Captagón, el salvador del dictador sirio
El gobierno de Estados Unidos se ha unido a la lucha contra el Captagón. En junio de 2023 anunció un programa por el cual daría apoyo a agencias dirigidas a combatir la distribución de la droga y que continuaría imponiendo sanciones a Bashar al Assad y sus asociados involucrados en el tráfico.
No, no se trata de un superhéroe responsable de preservar el poder del dictador sirio Bashar al Assad. Captagón es el nombre de una droga no opioide, pero que posee efectos relativamente similares y ha sido desde hace años el sustento económico para que el régimen sobreviva, a pesar del aislamiento y las sanciones internacionales impuestas a él por la brutal violencia y represión ejercidos contra su disidencia a lo largo de los trece años de guerra civil en el país.
Se trata de tabletas de una droga sintética de bajo costo que produce aumento en la concentración, euforia, resistencia al hambre y al cansancio, y una intensificación del valor y la osadía en situaciones de combate. Los círculos políticos y militares sirios, incluidos familiares cercanos de Assad, controlan el jugoso negocio de su producción y tráfico ilegal, siendo su clientela, en primer término, ciudadanos de países cercanos en la región como Jordania, Arabia Saudita y Emiratos Árabes. El que hace un año la Liga Árabe haya reintegrado en su seno a Siria tras su expulsión en 2011, le ha facilitado aún más a este país el tráfico del Captagón. Por otra parte, el Hezbolá libanés, estrecho aliado de Assad, es otro de los productores y traficantes que han ayudado a extender el consumo más allá del entorno regional del Oriente Medio.

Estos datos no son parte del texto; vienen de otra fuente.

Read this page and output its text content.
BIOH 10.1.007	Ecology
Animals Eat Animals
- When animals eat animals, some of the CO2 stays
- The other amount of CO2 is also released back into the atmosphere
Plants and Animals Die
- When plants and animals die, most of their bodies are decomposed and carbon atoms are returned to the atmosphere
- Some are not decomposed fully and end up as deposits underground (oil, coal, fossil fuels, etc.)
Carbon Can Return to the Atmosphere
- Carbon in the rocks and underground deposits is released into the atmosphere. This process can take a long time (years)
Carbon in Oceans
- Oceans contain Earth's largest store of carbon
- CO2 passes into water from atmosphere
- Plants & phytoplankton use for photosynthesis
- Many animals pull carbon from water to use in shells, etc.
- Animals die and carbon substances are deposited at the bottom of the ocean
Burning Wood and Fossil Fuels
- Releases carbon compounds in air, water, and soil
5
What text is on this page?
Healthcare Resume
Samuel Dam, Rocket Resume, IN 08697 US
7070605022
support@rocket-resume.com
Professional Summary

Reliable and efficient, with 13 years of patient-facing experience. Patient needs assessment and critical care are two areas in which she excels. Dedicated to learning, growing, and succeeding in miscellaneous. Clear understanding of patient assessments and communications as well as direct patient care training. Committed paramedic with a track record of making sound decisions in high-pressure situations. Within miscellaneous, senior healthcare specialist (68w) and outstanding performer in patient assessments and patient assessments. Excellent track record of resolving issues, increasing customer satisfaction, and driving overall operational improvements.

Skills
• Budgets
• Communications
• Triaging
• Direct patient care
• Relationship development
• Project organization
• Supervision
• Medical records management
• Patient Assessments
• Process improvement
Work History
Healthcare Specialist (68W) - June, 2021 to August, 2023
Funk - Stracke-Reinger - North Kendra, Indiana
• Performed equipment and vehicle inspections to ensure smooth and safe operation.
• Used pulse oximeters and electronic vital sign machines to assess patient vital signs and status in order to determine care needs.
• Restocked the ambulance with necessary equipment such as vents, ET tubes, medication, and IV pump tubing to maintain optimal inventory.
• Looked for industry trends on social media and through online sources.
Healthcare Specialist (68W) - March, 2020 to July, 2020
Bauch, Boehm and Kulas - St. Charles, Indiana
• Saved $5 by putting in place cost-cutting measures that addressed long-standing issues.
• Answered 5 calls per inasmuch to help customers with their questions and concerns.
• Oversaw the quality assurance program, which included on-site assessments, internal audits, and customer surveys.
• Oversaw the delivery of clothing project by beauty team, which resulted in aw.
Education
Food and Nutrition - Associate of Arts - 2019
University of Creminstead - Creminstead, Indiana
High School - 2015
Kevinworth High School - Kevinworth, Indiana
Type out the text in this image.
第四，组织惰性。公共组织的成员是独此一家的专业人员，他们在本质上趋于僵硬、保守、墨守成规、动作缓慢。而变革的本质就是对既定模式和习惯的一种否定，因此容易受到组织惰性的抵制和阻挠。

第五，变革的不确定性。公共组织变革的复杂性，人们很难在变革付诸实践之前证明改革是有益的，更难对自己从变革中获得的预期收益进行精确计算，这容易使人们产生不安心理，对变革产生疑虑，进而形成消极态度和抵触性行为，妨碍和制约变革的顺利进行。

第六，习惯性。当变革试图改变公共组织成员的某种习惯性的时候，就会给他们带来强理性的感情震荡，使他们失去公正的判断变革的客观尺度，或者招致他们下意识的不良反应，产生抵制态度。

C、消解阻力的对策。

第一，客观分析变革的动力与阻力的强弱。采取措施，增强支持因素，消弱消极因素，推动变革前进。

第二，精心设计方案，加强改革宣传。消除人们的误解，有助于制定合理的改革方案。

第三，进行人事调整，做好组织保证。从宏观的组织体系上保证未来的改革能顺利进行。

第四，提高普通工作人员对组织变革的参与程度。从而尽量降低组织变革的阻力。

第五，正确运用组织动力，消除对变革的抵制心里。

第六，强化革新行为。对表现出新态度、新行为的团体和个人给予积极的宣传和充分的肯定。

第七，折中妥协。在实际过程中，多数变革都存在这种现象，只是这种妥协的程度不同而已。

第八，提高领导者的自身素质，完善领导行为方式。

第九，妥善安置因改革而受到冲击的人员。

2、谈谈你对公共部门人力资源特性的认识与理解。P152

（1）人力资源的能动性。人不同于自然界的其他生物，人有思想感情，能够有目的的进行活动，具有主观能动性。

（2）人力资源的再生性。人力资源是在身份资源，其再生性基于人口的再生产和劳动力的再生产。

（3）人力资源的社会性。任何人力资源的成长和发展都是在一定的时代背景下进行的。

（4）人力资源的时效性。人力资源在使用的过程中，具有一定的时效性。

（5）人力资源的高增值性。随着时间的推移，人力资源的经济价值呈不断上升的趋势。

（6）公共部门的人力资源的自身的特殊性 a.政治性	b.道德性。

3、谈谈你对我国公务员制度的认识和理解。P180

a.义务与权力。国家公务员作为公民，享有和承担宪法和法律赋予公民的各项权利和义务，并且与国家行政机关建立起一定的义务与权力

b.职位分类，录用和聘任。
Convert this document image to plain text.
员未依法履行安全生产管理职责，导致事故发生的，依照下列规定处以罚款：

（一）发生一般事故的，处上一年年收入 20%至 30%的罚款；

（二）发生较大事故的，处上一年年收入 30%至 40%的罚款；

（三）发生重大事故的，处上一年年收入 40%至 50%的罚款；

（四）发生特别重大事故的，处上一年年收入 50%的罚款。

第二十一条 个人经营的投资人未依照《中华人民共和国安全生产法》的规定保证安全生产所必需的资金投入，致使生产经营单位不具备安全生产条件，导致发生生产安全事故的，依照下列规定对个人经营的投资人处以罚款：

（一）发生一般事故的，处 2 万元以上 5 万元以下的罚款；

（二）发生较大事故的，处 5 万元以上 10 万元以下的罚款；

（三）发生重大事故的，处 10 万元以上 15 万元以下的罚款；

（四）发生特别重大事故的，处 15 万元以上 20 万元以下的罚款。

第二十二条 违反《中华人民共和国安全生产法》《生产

La monarquía jordana, preocupada por el incremento en el consumo de la droga en su territorio, ha efectuado durante esta primera mitad de 2024 cuatro ataques aéreos contra zonas del sur sirio, y ha reforzado militarmente su frontera con el empleo adicional de medios tecnológicos para detectar traficantes e interceptar drones. Durante la última reunión de la Liga Árabe en mayo pasado, celebrada en Bahréin, el rey Abdalah de Jordania abordó el tema enfatizando la responsabilidad de las milicias proiraníes en el desarrollo de la industria de las drogas.
La situación ha sido muy similar en Arabia Saudita donde, por ejemplo, dos días después de la reinstalación del embajador saudita en Damasco y a pesar de las promesas oficiales del régimen de Assad de colaborar para acabar con el tráfico de la droga, fue interceptado un cargamento de Captagón dirigido hacia Riad, consistente en 9.5 millones de tabletas.
En los últimos tiempos se ha registrado también un creciente ingreso de este estupefaciente a mercados occidentales. El Observatorio Europeo de las Drogas y las Toxicomanías ha reportado en uno de sus últimos informes que 127 millones de tabletas fueron incautadas por los Estados miembros de la Unión Europea entre 2018 y 2023. El mayor decomiso, de 84 millones de comprimidos, se produjo en Salerno, Italia, en 2020. Tanto la Unión Europea como Gran Bretaña impusieron sanciones específicas contra individuos sirios y libaneses directamente involucrados en la producción y comercio de esa droga. Destacaron entre ellos dos primos del presidente Assad –Wassim Badi y Kamal al Assad–, lo mismo que hombres de negocios y funcionarios militares cercanos al régimen y a Hezbolá.
El problema se ha extendido igualmente al continente americano. El gobierno de Estados Unidos se ha unido a la lucha contra el Captagón. En junio de 2023 anunció un programa por el cual daría apoyo a agencias dirigidas a combatir la distribución de la droga y que continuaría imponiendo sanciones a Bashar al Assad y sus asociados involucrados en el tráfico.
Cuando Siria fue readmitida en el seno de la Liga Árabe hace un año hubo expectativas de que el régimen estaría dispuesto a colaborar en el combate a la producción y tráfico de la droga. Sin embargo, y a pesar de declaraciones frecuentes de buenas intenciones al respecto, se ha comprobado que éstas han sido tan sólo una fachada que no se corresponde con lo que sigue ocurriendo. Y es que la devastada Siria, que arrojó seis millones de sus ciudadanos al exilio y produjo durante su guerra civil más de medio millón de muertos, se ha convertido en un Estado fallido, que como Afganistán o Líbano por citar otros dos ejemplos, puede caracterizarse ya como un narcoestado dominado por élites políticas y militares corruptas al mando de millones de personas que viven y mueren desprovistos de lo esencial, explotados, violentados y reprimidos por un aparato estatal integrado por criminales.